Life reconstruction of Origolestes lii. Image credit: Chuang Zhao.
Sci-News has a story about a new mammal that lived along side the dinosaurs during the Mesozoic Era. The animal, named Origolestes lii, is part of the famous Jehol Biota, which dates to the Cretaceous Period 133 to 120 million years ago. This biota was a terrestrial and freshwater ecosystem found across the Chinese provinces of Liaoning, Hebei, and Inner Mongolia. Origolestes is important as it shed lights on the final step in the evolution of the mammalian middle ear. Detail can be found in a paper published in the journal Science.

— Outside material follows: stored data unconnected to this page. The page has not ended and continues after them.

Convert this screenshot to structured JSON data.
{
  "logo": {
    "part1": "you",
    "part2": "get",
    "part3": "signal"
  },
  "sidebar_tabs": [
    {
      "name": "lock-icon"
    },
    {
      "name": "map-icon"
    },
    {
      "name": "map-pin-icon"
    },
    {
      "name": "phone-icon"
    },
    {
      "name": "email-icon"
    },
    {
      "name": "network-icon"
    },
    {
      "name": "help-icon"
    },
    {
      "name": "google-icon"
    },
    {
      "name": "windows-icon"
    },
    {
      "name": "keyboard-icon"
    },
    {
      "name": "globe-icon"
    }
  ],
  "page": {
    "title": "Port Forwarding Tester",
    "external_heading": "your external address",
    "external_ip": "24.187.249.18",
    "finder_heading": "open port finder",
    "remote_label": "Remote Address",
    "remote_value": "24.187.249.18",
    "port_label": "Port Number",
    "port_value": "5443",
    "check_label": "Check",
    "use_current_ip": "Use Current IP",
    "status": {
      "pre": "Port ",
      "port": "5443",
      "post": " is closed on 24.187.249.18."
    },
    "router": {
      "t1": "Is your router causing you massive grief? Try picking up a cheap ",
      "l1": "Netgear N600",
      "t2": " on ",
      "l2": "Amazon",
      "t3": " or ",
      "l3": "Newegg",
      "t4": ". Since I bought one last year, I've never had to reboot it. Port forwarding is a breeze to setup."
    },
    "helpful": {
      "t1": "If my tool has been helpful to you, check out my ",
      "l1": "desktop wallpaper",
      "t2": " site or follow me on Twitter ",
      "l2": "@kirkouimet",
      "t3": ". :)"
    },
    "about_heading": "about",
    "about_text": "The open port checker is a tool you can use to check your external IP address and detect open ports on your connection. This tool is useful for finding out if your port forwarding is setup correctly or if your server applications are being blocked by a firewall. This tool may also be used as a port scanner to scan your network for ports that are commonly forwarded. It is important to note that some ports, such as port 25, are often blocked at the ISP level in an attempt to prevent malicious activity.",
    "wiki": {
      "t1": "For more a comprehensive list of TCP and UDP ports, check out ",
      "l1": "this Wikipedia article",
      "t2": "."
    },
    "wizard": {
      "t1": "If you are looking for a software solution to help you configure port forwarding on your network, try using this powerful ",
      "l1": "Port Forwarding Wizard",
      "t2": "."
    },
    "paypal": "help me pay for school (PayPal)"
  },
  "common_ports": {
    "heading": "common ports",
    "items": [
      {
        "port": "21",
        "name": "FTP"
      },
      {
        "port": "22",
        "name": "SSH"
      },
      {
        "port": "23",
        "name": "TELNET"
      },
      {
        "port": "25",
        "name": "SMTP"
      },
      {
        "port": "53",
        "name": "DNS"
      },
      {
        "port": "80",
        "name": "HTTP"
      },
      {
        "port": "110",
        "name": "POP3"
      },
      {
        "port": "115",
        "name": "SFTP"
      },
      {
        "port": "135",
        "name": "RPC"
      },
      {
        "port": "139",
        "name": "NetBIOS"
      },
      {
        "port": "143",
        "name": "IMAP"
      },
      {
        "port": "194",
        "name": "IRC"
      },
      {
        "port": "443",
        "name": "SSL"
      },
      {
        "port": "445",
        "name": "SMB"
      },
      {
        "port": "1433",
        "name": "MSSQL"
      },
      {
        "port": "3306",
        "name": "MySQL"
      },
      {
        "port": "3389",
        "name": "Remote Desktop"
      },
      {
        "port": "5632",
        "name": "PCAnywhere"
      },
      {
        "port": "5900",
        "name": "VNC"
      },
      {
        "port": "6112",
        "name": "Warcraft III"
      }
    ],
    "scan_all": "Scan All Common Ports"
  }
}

“While modern mammals owe their keen sense of hearing to the three tiny bones that form the complex architecture of the middle ear, these tiny ossicles were once instead part of the jaw, which served a dual function for both chewing and hearing in our earliest ancestors,” said Dr. Fangyuan Mao, a researcher in the Institute of Vertebrate Paleontology and Paleoanthropology, Chinese Academy of Sciences, the CAS Center for Excellence in Life and Paleoenvironment, and the American Museum of Natural History, and her colleagues.
“The evolutionary event in which jaw bones were co-opted to form the tri-ossicular hearing apparatus of mammals is widely recognized. However, fossilized examples demonstrating the intermittent steps are elusive.”
“The detached auditory bones of the newly-discovered Cretaceous mammal represent an important final step in the evolution of the definitive mammalian middle ear.”
The ancient mammal belongs to Symmetrodonta, a group of Mesozoic mammals and mammal-like synapsids.